The deal is one of the larger amounts recovered in a financial crisis case, though only about $400,000 in total will be paid by the executives, according to a person briefed on the settlement but not authorized to discuss it. The F.D.I.C. initially sought $900 million in the case, which it filed in March.
Much of the settlement will come from insurance policies the company took out for the executives, who are also releasing Washington Mutual’s estate from some financial claims they have against it. The money in the settlement will be distributed among Washington Mutual’s creditors. It will not benefit the F.D.I.C. fund because the fund did not lose money when Washington Mutual foundered and was sold in part to JPMorgan Chase Company, according to F.D.I.C. officials.
The settlement, which was reported in The Wall Street Journal on Tuesday, is expected to be formally announced within the next week, the officials said.
The executives in the suit are Kerry Killinger, the company’s former chief executive; Stephen Rotella, its former president; and David C. Schneider, its former home loans president.

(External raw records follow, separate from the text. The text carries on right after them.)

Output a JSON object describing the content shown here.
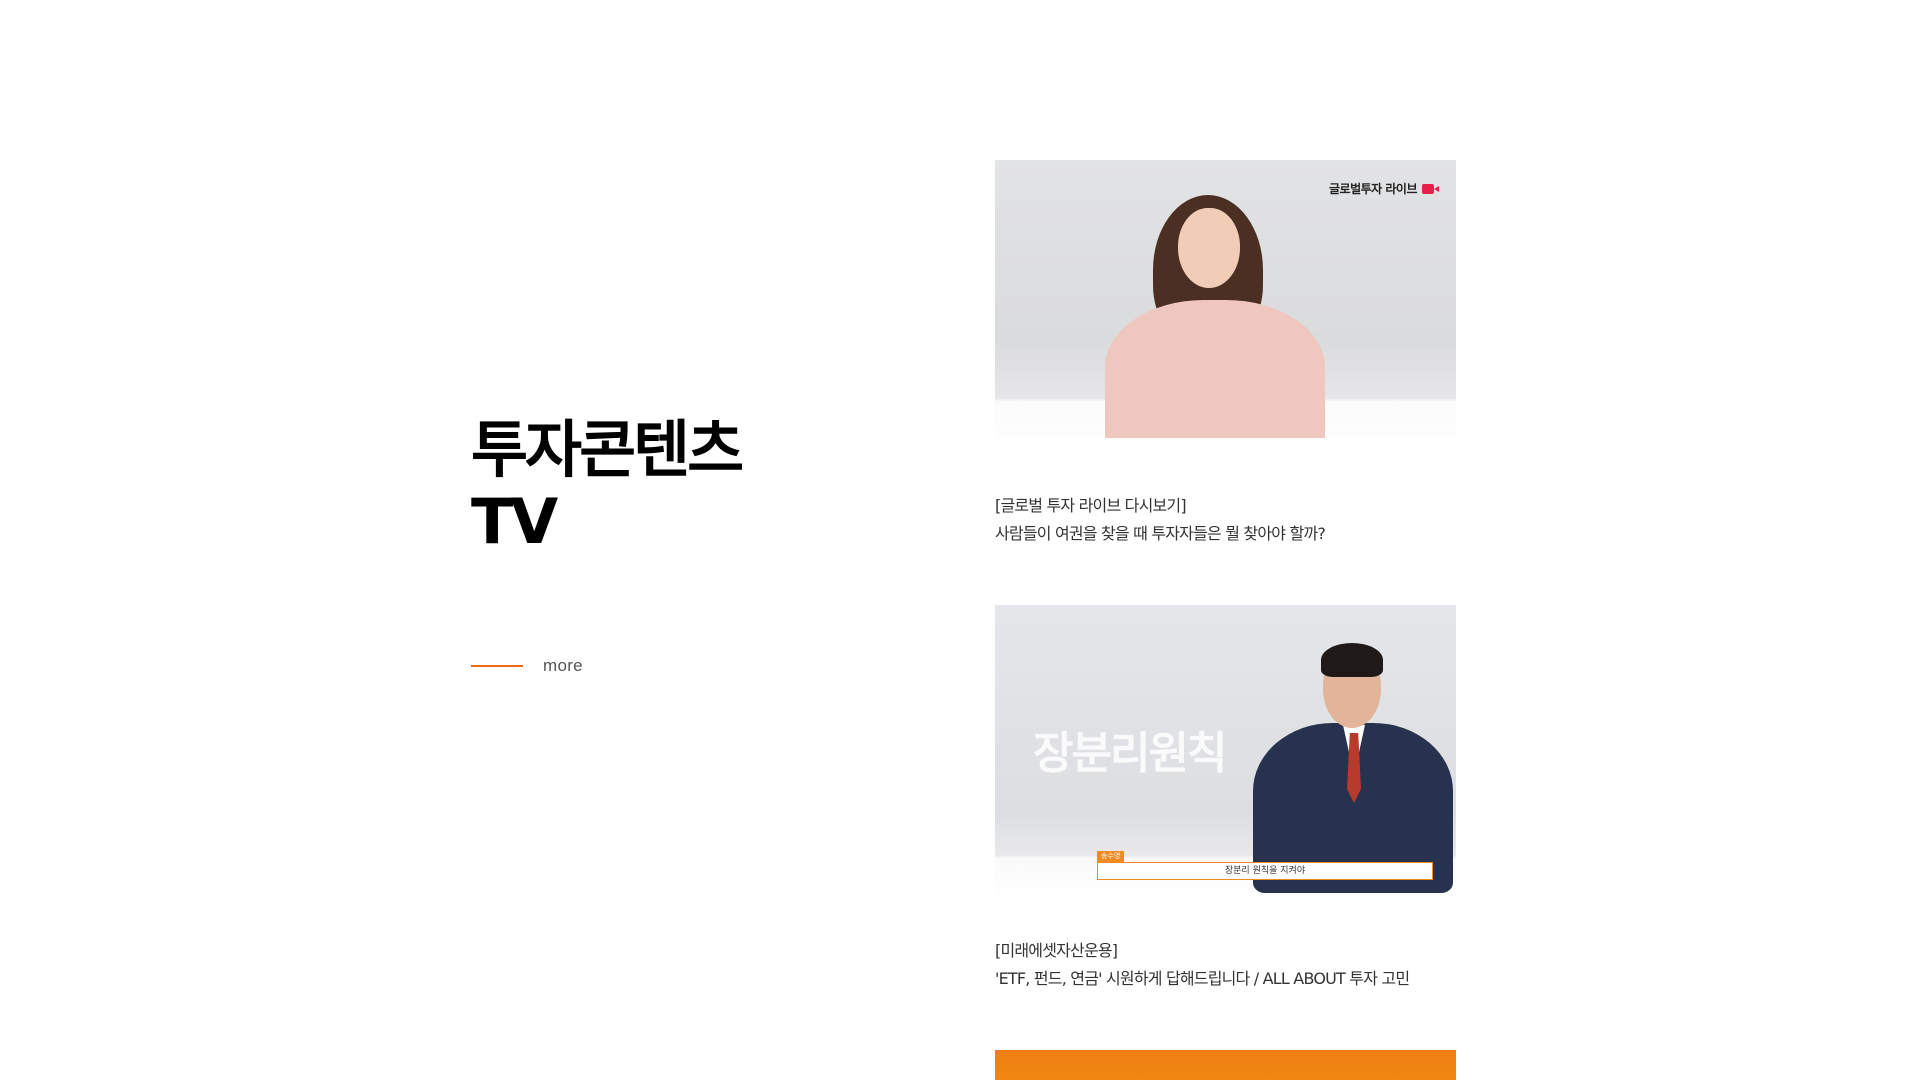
{
  "section": {
    "title_line1": "투자콘텐츠",
    "title_line2": "TV",
    "more_label": "more",
    "accent_color": "#ee6a15"
  },
  "videos": [
    {
      "thumbnail_badge": "글로벌투자 라이브",
      "category": "[글로벌 투자 라이브 다시보기]",
      "title": "사람들이 여권을 찾을 때 투자자들은 뭘 찾아야 할까?"
    },
    {
      "thumbnail_overlay": "장분리원칙",
      "caption_tag": "송수영",
      "caption": "장분리 원칙을 지켜야",
      "category": "[미래에셋자산운용]",
      "title": "'ETF, 펀드, 연금' 시원하게 답해드립니다 / ALL ABOUT 투자 고민"
    },
    {
      "thumbnail_color": "#f08a10"
    }
  ]
}
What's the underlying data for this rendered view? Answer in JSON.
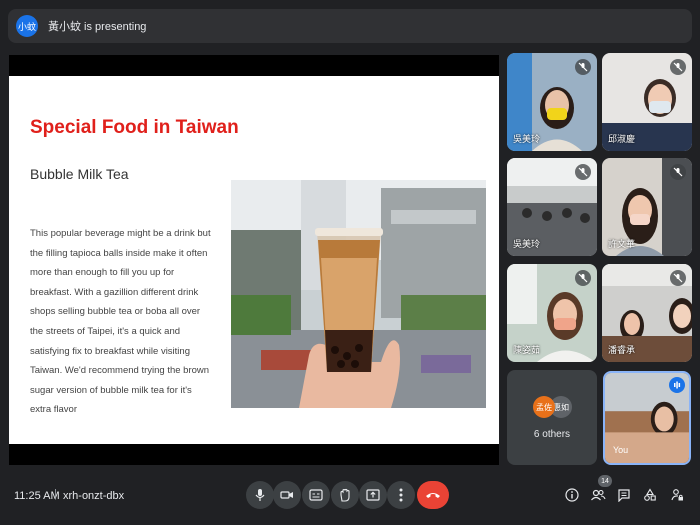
{
  "banner": {
    "avatar_text": "小蚊",
    "presenting_text": "黃小蚊 is presenting"
  },
  "slide": {
    "title": "Special Food in Taiwan",
    "subtitle": "Bubble Milk Tea",
    "body": "This popular beverage might be a drink but the filling tapioca balls inside make it often more than enough to fill you up for breakfast. With a gazillion different drink shops selling bubble tea or boba all over the streets of Taipei, it's a quick and satisfying fix to breakfast while visiting Taiwan. We'd recommend trying the brown sugar version of bubble milk tea for it's extra flavor"
  },
  "participants": [
    {
      "name": "吳美玲"
    },
    {
      "name": "邱淑慶"
    },
    {
      "name": "吳美玲"
    },
    {
      "name": "許文華"
    },
    {
      "name": "陳姿茹"
    },
    {
      "name": "潘睿承"
    }
  ],
  "others": {
    "avatar1": "孟佐",
    "avatar2": "惠如",
    "count_label": "6 others"
  },
  "self_tile": {
    "name": "You"
  },
  "bottom": {
    "time": "11:25 AM",
    "separator": "|",
    "meeting_code": "xrh-onzt-dbx",
    "people_count": "14"
  },
  "colors": {
    "accent": "#8ab4f8",
    "end_call": "#ea4335",
    "title_red": "#e0201b",
    "panel": "#3c4043",
    "background": "#202124"
  }
}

The F.D.I.C. accused the executives of pushing Washington Mutual, which was based in Seattle, to the brink by making risky bets to reap short-term profits for themselves. In an unusual move, the F.D.I.C. also accused the wives of Mr. Killinger and Mr. Rotella of helping them shield some of the compensation from the company from legal claims. The wives will also be released from the suit as part of the settlement.
The executives will neither admit nor deny wrongdoing in the settlement, according to another person briefed on it but not authorized to discuss it. The government has faced recent criticism over its willingness to settle cases without extracting admissions of guilt. In November, a federal judge in New York denounced that practice when he refused to approve a settlement between Citigroup and the Securities and Exchange Commission.
The Justice Department has already closed its criminal investigation into officials at Washington Mutual, saying last summer that its investigators had “concluded that the evidence does not meet the exacting standards for criminal charges in connection with the bank’s failure.”
After Washington Mutual collapsed, Mr. Schneider stayed on as a mortgage servicing executive at JPMorgan. Mr. Killinger, who ran Washington Mutual for nearly two decades, is retired. Mr. Rotella, who joined the company in 2005 to try to turn it around, is now a consultant.
In March, Mr. Rotella wrote in an e-mail to friends, which was circulated in the media, that he felt the suit was unfair and that he and other managers had been working to put Washington Mutual on a better footing by decreasing exposures to risky mortgages.
Lawyers for the executives declined to comment on Tuesday. A spokesman for JPMorgan, which is not involved in the settlement, declined to comment.